Walking up the slight hill into the village of Chartham, Canterbury is about an hour away. You’ve covered in the region of 11 miles, about 3 to go! The last hour takes you through Old Mans Orchard Nature Reserve and Bigbury Iron Aged Hill Fort which provides an unlikely but welcome final taste of the countryside before you head into Harbledown and the fringes of Canterbury City Centre. Dog walkers should be aware rare breed sheep graze these sections and dogs should be kept under close control.

From Harbledown the trail crosses the dual carriageway at the main roundabout at the top of St Dunstans Road. Heading into the City Centre passing St Dunstans Church and Roper Gate before passing over the rail tracks at the West Gate (Canterbury West) and heading up the pedestrianised St Peters Street. Beware NDW signage all but disappears in the city centre so a decent map or guide book is a good idea if you’re new to the area https://shop.nationaltrail.co.uk/collections/north-downs-way

With the Cathedral in sight you pass St Thomas Pilgrim Hospital on the bridge of the Stour before heading left down Mercery Lane and on to the Unesco World Heritage Site of Canterbury Cathedral. St Augustines Abbey and St Martins Church are a short walk from the City Centre and are part of the WHS.

Travel & Accommodation

Canterbury is served by 2 railway stations and bus routes throughout Kent. There are plenty of accommodation options including 2 hostels if you’re working on a budget.

Food & Drink

With a plethora of food and drink options available you are spoilt for choice.
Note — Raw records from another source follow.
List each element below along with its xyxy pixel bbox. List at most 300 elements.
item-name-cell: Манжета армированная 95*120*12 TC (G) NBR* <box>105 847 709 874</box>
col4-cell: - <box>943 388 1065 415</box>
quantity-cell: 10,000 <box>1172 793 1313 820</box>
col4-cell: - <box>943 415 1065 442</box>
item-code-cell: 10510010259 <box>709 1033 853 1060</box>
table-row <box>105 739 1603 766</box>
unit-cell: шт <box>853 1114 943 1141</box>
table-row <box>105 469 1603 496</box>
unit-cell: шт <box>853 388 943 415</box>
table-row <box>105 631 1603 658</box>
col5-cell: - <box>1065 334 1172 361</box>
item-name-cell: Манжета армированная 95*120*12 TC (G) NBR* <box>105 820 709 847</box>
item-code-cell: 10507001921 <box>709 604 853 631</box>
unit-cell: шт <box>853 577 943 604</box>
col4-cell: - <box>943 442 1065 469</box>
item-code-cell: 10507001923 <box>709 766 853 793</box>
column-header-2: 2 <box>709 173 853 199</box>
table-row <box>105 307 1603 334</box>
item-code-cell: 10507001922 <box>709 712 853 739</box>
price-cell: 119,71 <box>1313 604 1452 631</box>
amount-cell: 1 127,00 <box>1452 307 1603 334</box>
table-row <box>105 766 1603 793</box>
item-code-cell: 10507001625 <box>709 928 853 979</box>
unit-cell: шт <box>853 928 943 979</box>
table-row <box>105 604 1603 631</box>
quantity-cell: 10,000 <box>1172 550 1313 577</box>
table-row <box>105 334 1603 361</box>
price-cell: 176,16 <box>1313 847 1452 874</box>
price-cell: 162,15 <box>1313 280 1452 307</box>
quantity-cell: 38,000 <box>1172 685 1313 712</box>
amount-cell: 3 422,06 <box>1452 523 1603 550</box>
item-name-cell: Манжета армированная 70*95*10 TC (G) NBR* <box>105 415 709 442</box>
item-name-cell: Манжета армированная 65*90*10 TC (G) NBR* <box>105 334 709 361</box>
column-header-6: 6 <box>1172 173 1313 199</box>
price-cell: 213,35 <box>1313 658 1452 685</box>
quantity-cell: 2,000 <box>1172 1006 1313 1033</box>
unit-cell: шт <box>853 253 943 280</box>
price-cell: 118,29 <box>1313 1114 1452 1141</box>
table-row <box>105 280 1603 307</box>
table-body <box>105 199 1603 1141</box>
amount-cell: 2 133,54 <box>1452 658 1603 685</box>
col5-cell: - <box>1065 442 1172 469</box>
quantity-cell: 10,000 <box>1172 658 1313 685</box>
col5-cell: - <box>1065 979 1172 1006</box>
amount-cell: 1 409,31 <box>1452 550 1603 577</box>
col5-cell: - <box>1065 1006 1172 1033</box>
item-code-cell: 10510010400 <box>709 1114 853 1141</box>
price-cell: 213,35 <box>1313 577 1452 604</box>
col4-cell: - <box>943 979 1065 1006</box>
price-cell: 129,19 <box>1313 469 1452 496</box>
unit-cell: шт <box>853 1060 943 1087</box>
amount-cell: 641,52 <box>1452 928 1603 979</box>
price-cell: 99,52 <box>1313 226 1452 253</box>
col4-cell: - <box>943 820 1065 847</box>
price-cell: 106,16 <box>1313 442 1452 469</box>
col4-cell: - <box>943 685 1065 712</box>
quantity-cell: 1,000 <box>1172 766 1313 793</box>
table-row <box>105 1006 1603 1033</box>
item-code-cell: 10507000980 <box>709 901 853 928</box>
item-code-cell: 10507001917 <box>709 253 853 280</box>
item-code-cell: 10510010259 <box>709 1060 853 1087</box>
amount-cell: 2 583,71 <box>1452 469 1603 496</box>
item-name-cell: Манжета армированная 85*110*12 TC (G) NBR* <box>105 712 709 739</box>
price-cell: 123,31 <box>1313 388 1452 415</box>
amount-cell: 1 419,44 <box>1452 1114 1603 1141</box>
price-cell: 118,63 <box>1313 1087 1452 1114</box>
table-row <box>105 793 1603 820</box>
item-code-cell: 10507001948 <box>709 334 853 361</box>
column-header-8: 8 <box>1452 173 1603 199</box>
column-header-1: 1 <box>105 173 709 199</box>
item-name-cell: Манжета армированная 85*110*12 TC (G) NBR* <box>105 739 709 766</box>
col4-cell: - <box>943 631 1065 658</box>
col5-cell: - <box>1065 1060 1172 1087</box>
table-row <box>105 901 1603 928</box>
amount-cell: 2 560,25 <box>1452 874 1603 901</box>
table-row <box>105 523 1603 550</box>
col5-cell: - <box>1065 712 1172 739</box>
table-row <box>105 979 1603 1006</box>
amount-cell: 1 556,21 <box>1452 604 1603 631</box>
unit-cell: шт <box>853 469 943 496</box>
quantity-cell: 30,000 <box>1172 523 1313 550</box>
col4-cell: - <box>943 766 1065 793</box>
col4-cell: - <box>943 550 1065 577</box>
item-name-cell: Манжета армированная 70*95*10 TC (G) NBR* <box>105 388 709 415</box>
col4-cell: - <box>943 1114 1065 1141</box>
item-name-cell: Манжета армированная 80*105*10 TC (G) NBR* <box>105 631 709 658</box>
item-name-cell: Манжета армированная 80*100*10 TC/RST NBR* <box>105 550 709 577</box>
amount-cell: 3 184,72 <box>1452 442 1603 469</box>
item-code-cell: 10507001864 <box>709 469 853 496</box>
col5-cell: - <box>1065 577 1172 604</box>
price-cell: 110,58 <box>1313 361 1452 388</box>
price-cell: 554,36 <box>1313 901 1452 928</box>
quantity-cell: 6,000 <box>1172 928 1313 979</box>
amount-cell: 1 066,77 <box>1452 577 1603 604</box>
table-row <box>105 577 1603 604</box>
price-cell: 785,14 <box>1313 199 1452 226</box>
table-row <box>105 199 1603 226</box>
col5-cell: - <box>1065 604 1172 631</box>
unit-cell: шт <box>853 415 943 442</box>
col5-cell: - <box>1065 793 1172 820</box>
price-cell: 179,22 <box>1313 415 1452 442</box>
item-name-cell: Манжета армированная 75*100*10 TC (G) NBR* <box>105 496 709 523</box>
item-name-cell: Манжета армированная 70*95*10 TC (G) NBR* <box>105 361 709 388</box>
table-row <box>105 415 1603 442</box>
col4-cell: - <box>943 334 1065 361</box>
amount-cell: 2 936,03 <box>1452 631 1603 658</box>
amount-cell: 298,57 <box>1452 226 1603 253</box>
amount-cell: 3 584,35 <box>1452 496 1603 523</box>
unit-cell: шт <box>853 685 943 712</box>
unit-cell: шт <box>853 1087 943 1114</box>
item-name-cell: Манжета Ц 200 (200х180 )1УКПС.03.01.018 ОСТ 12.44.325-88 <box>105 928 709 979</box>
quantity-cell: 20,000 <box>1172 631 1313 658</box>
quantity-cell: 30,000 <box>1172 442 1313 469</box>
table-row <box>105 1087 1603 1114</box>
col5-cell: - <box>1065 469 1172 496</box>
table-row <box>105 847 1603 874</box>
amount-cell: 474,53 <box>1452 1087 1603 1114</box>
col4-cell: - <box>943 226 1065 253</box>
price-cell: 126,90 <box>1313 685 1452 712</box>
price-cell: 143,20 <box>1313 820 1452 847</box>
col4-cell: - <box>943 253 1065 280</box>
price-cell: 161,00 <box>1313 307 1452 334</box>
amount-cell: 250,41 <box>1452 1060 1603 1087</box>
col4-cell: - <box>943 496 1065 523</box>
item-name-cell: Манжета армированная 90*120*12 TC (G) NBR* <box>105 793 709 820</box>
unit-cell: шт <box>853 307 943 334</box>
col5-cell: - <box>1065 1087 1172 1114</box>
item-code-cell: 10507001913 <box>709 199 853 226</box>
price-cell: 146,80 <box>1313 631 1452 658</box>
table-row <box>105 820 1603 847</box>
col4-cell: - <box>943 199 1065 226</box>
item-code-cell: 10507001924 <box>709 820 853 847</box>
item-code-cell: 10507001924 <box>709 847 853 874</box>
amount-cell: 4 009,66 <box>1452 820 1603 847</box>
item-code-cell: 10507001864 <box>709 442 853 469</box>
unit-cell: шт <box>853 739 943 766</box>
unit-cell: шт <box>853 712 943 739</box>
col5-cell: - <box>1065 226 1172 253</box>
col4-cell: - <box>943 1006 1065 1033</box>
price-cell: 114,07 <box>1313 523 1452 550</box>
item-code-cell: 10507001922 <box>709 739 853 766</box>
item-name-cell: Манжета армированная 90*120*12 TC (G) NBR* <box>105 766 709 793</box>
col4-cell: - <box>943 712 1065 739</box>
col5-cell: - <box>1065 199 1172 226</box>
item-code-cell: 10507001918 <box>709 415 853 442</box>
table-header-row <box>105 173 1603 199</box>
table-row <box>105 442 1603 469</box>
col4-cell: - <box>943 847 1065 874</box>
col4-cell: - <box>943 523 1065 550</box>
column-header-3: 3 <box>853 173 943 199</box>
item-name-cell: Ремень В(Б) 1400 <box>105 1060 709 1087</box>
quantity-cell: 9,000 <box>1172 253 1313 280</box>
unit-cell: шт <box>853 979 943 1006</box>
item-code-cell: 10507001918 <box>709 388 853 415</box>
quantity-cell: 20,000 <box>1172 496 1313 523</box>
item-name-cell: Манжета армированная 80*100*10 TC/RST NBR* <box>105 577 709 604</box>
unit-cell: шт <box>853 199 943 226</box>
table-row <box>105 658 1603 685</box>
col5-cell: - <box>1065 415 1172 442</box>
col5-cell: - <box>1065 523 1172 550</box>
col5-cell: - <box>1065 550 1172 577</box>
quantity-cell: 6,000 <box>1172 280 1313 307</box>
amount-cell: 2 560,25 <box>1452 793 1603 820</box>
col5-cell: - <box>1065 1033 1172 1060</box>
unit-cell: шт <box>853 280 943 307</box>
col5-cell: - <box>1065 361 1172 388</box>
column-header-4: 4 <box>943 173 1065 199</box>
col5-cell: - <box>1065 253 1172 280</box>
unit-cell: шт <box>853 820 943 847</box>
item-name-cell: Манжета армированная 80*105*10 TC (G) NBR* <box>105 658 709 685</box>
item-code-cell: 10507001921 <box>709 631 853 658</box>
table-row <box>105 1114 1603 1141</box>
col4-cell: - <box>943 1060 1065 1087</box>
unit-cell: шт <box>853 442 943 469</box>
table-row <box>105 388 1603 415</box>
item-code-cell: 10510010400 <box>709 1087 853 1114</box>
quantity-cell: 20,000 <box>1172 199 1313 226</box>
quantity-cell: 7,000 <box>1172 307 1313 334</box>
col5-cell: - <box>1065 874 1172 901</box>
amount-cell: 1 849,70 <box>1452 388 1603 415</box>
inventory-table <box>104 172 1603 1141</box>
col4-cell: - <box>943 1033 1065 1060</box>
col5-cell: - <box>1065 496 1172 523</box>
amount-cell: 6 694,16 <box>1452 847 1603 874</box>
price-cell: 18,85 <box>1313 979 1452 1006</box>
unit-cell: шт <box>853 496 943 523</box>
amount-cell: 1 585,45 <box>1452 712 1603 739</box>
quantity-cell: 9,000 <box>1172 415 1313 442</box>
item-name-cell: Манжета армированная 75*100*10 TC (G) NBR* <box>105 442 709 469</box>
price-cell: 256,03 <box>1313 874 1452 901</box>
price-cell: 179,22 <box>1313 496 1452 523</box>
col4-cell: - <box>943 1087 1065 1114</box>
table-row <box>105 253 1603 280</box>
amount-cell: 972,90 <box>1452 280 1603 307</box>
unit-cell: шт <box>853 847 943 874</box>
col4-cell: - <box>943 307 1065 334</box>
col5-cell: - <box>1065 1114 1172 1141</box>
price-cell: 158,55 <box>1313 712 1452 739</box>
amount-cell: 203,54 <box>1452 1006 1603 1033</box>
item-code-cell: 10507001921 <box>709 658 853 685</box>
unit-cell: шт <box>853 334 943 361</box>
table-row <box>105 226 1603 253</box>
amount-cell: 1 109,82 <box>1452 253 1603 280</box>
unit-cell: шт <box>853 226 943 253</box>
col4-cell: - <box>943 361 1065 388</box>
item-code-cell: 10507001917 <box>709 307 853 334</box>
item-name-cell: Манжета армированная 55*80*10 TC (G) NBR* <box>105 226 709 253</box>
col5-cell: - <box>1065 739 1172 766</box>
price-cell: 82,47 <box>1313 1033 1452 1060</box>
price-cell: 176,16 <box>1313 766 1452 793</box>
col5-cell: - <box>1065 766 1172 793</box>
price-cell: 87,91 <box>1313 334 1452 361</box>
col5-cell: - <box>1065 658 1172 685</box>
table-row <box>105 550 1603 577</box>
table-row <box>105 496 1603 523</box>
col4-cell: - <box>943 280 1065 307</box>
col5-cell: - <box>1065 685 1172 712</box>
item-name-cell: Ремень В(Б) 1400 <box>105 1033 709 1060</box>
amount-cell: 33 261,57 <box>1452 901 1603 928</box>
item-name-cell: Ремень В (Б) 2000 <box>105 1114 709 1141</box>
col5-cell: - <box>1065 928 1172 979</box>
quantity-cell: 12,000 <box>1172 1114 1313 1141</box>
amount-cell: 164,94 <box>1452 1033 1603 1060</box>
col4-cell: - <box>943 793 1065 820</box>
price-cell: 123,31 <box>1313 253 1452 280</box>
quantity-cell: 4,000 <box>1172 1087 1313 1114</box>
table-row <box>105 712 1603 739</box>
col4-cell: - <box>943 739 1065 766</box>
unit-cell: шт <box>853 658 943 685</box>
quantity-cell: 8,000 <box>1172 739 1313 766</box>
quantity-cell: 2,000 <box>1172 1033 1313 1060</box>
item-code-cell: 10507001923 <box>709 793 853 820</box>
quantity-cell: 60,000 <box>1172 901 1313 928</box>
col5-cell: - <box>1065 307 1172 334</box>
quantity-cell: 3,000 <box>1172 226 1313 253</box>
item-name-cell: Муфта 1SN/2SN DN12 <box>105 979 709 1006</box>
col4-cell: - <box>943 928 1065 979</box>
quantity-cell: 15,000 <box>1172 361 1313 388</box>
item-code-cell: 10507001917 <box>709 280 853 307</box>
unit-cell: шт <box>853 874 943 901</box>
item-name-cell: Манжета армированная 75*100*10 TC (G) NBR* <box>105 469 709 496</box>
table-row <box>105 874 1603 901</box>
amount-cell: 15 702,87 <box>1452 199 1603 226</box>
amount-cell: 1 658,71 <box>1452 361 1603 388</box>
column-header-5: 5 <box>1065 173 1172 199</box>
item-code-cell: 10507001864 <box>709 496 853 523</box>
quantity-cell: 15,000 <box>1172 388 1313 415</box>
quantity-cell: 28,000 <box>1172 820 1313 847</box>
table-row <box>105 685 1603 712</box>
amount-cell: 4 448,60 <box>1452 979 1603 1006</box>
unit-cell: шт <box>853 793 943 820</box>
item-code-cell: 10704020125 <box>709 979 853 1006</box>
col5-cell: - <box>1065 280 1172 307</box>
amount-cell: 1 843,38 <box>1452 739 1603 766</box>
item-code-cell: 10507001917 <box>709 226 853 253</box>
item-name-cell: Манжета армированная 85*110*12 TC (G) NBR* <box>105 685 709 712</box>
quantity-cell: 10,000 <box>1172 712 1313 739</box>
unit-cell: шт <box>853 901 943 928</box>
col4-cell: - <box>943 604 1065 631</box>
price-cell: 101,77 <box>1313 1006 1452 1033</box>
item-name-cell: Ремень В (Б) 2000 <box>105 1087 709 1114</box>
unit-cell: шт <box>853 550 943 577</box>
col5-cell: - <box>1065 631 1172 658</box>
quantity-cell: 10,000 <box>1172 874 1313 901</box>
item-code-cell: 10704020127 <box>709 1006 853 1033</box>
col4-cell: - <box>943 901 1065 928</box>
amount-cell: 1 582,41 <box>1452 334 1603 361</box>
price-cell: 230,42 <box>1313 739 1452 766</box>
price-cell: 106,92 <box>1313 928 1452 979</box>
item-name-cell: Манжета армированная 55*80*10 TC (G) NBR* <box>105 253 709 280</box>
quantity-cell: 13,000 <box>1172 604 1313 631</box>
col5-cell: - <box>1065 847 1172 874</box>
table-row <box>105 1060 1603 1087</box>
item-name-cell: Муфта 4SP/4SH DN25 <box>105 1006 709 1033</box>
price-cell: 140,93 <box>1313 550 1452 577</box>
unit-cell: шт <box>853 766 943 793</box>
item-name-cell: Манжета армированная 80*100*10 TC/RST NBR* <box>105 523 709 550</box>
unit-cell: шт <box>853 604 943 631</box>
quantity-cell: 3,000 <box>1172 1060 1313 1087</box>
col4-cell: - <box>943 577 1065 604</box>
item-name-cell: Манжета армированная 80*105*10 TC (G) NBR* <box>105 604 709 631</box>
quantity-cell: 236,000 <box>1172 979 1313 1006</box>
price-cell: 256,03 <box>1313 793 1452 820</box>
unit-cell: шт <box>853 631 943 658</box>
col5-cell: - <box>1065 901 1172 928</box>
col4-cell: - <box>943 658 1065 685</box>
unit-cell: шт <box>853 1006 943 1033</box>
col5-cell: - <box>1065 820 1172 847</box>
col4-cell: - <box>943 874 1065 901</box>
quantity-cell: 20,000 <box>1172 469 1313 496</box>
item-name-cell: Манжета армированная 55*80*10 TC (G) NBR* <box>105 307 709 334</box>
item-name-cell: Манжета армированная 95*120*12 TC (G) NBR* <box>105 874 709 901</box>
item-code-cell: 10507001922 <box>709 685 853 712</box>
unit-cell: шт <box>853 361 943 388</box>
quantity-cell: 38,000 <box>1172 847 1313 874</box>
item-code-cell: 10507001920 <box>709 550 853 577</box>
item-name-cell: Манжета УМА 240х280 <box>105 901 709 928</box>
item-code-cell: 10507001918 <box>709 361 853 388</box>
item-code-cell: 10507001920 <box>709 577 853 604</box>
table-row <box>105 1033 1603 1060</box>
As an ale fan and if I just need a refreshing drink I never miss an opportunity to visit the Thomas Tallis Alehouse , a quirky micropub on Northgate which provides a wide selection of ales, ciders and wines from the surrounding area in a unique setting.

If I need something more substantial I favour a visit to the Foundry Brew Pub on White Horse Lane where they brew their own beers including Green Chapel- a beer brewed with yeast from St Augustine’s Abbey remains- a true Pilgrims Ale! They also serve a good range of burgers/ ribs and BBQ style food at a decent price.

Information given in this blog was correct at the date of posting.